MediaNews executives say they are discussing with Hearst Corp. a joint venture to begin a new Web site involving the online products of the Chronicle, Mercury News, Contra Costa Times and MediaNews publications in the Bay Area. That’s according to a story in this morning’s Contra Costa Times by George Avalos.

“We’ve talked conceptually about a joint venture to start up a new Web site, which would probably use the BayArea.com name,” Joseph Lodovic, MediaNews president, told Avalos. “It’s very preliminary. These are just exploratory discussions of things we could do together.”

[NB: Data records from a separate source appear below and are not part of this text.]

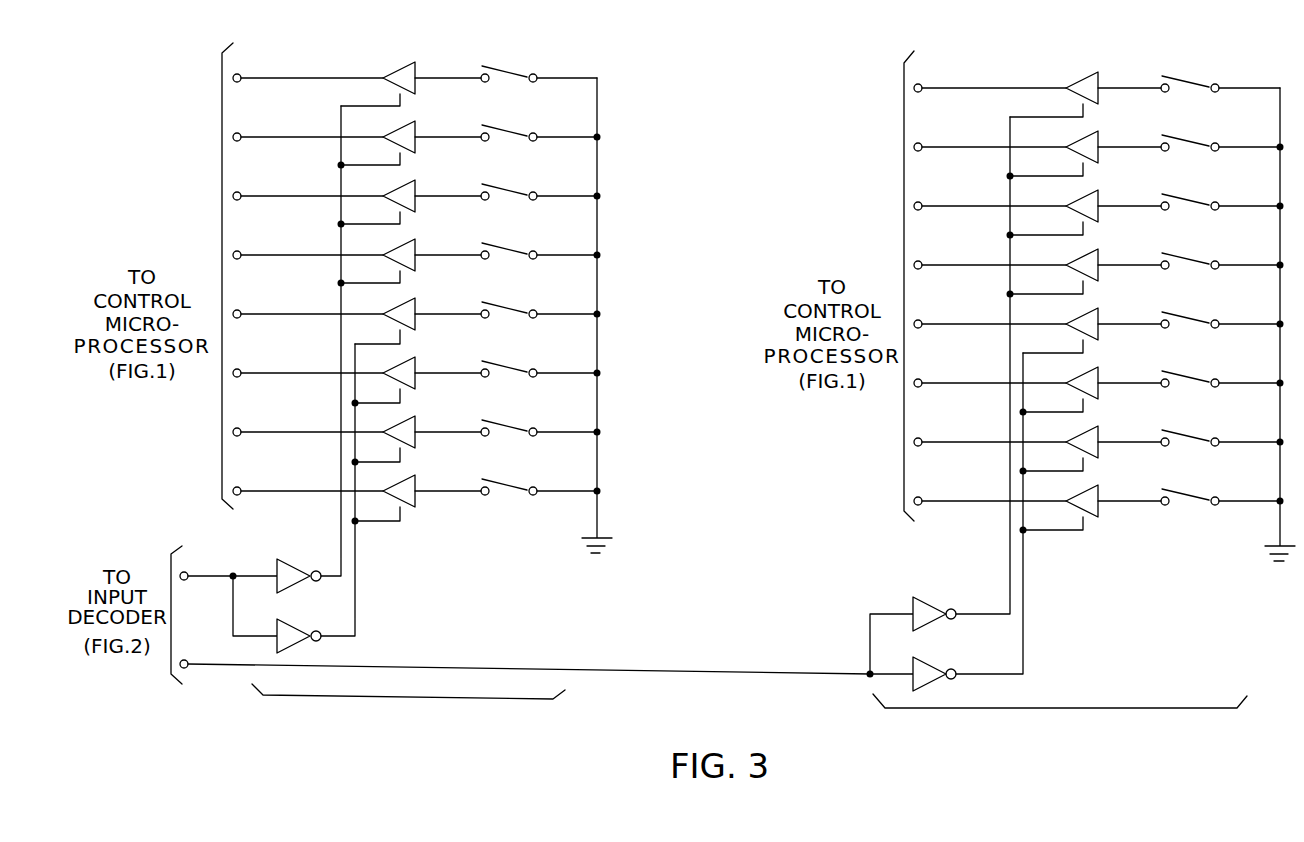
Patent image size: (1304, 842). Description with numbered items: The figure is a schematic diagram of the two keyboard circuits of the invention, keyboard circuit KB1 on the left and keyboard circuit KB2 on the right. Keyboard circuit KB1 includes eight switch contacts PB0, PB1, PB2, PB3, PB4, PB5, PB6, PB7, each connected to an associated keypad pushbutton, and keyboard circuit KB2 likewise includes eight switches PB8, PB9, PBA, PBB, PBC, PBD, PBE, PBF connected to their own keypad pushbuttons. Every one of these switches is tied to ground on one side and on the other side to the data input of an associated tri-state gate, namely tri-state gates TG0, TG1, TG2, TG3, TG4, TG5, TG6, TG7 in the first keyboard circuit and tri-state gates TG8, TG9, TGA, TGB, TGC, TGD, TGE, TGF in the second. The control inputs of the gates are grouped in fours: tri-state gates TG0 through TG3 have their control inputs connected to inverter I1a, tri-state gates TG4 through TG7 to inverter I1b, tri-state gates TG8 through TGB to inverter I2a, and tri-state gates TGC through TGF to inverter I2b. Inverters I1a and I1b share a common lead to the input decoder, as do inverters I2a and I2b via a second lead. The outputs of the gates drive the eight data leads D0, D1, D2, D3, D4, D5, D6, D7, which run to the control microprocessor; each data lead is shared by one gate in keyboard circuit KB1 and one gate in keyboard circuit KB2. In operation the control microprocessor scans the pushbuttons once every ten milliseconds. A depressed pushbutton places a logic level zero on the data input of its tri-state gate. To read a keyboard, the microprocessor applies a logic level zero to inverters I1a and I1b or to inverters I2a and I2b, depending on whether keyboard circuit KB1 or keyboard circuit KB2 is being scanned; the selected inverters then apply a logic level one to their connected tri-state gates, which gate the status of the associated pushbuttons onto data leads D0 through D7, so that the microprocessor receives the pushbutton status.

The data lead D0 is at (290, 73).
The data lead D1 is at (290, 132).
The data lead D2 is at (290, 191).
The data lead D3 is at (290, 250).
The data lead D4 is at (290, 309).
The data lead D5 is at (290, 368).
The data lead D6 is at (290, 427).
The data lead D7 is at (290, 486).
The tri-state gate TG0 is at (408, 62).
The tri-state gate TG1 is at (408, 121).
The tri-state gate TG2 is at (408, 180).
The tri-state gate TG3 is at (408, 239).
The tri-state gate TG4 is at (408, 298).
The tri-state gate TG5 is at (408, 357).
The tri-state gate TG6 is at (408, 416).
The tri-state gate TG7 is at (408, 475).
The tri-state gate TG8 is at (1091, 73).
The tri-state gate TG9 is at (1091, 132).
The tri-state gate TGA is at (1091, 191).
The tri-state gate TGB is at (1091, 250).
The tri-state gate TGC is at (1091, 309).
The tri-state gate TGD is at (1091, 368).
The tri-state gate TGE is at (1091, 427).
The tri-state gate TGF is at (1091, 486).
The switch contact PB0 is at (508, 65).
The switch contact PB1 is at (508, 124).
The switch contact PB2 is at (508, 183).
The switch contact PB3 is at (508, 242).
The switch contact PB4 is at (508, 301).
The switch contact PB5 is at (508, 360).
The switch contact PB6 is at (508, 419).
The switch contact PB7 is at (508, 478).
The switch PB8 is at (1190, 75).
The switch PB9 is at (1190, 134).
The switch PBA is at (1190, 193).
The switch PBB is at (1190, 252).
The switch PBC is at (1190, 311).
The switch PBD is at (1190, 370).
The switch PBE is at (1190, 429).
The switch PBF is at (1190, 488).
The inverter I1a is at (304, 553).
The inverter I1b is at (308, 613).
The inverter I2a is at (949, 591).
The inverter I2b is at (949, 652).
The keyboard circuit KB1 is at (525, 385).
The keyboard circuit KB2 is at (1081, 396).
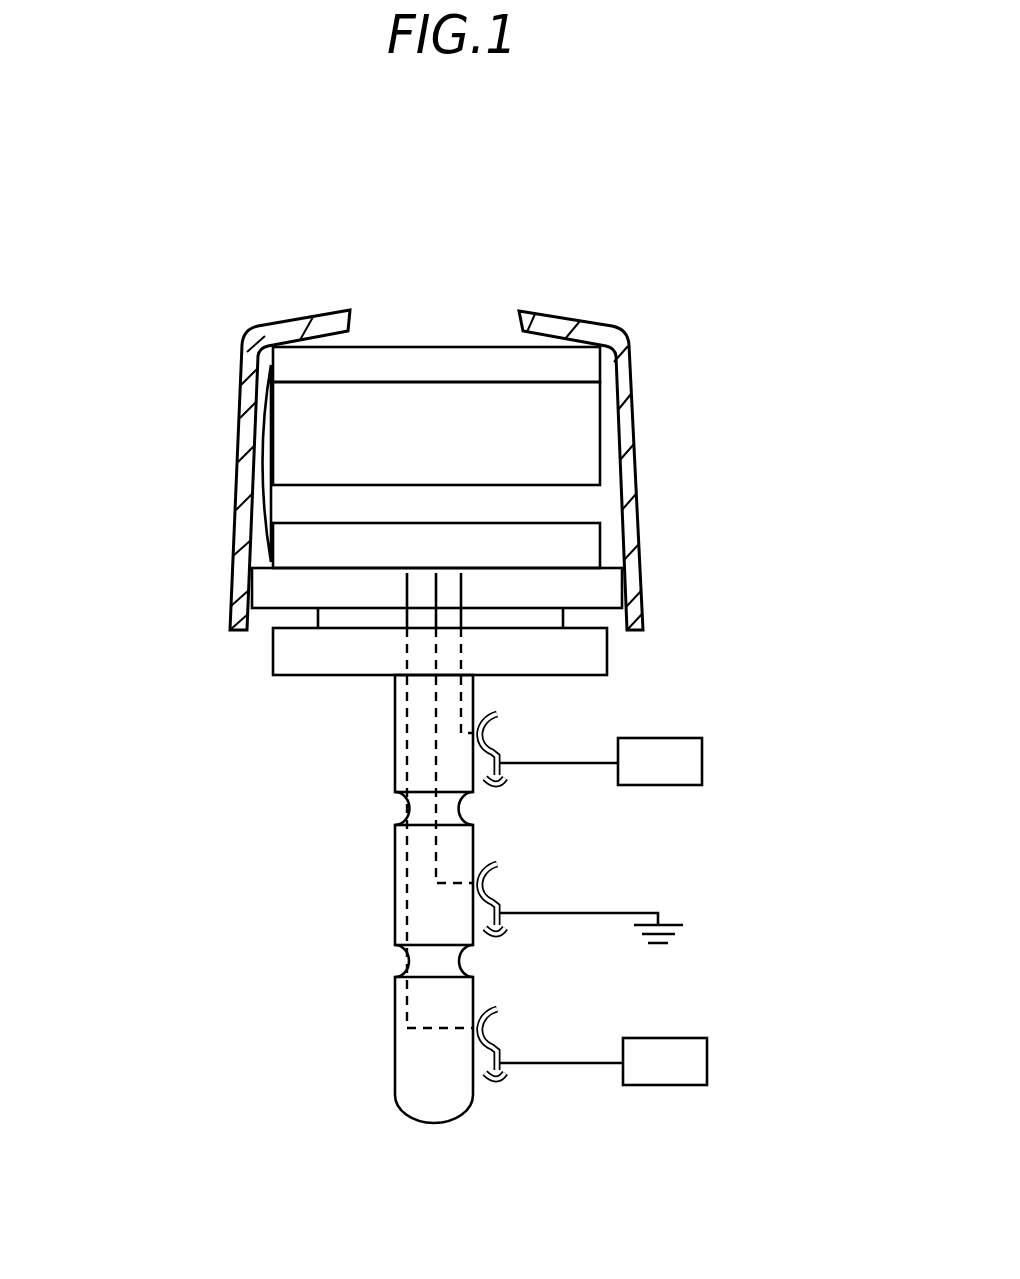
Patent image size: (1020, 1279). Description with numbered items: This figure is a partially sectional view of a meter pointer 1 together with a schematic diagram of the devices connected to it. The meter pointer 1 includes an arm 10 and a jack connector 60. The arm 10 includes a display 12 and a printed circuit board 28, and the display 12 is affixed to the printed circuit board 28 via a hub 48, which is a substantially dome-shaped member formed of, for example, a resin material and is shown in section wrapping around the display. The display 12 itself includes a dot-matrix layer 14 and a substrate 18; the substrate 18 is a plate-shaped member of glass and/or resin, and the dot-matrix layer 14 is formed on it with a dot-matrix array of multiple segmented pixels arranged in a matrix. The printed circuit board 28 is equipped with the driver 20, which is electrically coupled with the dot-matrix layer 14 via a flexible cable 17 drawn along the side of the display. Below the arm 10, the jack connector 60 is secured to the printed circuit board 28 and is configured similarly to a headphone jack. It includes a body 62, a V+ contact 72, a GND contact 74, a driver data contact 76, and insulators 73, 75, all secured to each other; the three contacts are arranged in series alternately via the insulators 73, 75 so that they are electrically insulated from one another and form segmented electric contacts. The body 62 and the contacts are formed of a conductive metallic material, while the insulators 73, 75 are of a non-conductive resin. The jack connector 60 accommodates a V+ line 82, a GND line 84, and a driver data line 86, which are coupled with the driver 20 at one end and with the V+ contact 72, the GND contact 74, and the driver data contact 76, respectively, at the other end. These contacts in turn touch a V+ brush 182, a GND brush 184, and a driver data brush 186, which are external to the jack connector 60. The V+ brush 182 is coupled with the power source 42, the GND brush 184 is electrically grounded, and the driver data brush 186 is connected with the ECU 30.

“That’s news to us,” said Peter Negulescu, vice president of digital media with SFGate, the Chronicle’s current online operation.

Avalos said Hearst executives at the company’s New York headquarters did not return a telephone call requesting a comment.

MediaNews’s complex $1 billion purchase of four Knight Ridder newspapers includes $263 million in funds from Hearst Corp., which would go toward a stake in MediaNews’s operations outside the Bay Area.

Other points in today’s article:

• The sale of the Merc, CCTimes and other KR papers to MediaNews should be final in four weeks. The closing was originally set for June 27, but it was postponed when the U.S. Department of Justice’s antitrust division said it would need more time to complete its inquiry.

• The DOJ is concerned that MediaNews, which already owns the Tri-Valley Herald, will acquire the Valley Times. Both serve the Pleasanton-Livermore-Dublin-San Ramon area. DOJ guidelines prohibit one newspaper company from owning two dailies serving the same area in most cases. MediaNews CEO Dean Singleton suggested in today’s article that the Herald could focus primarily on readers in the San Joaquin Valley, while the Times could concentrate on readers in Alameda County, San Ramon, Danville and Blackhawk.

• Singleton said “he will give his Bay Area publishers much more leeway in making entrepreneurial decisions than might have been the case in the more bureaucratic Knight Ridder structure.”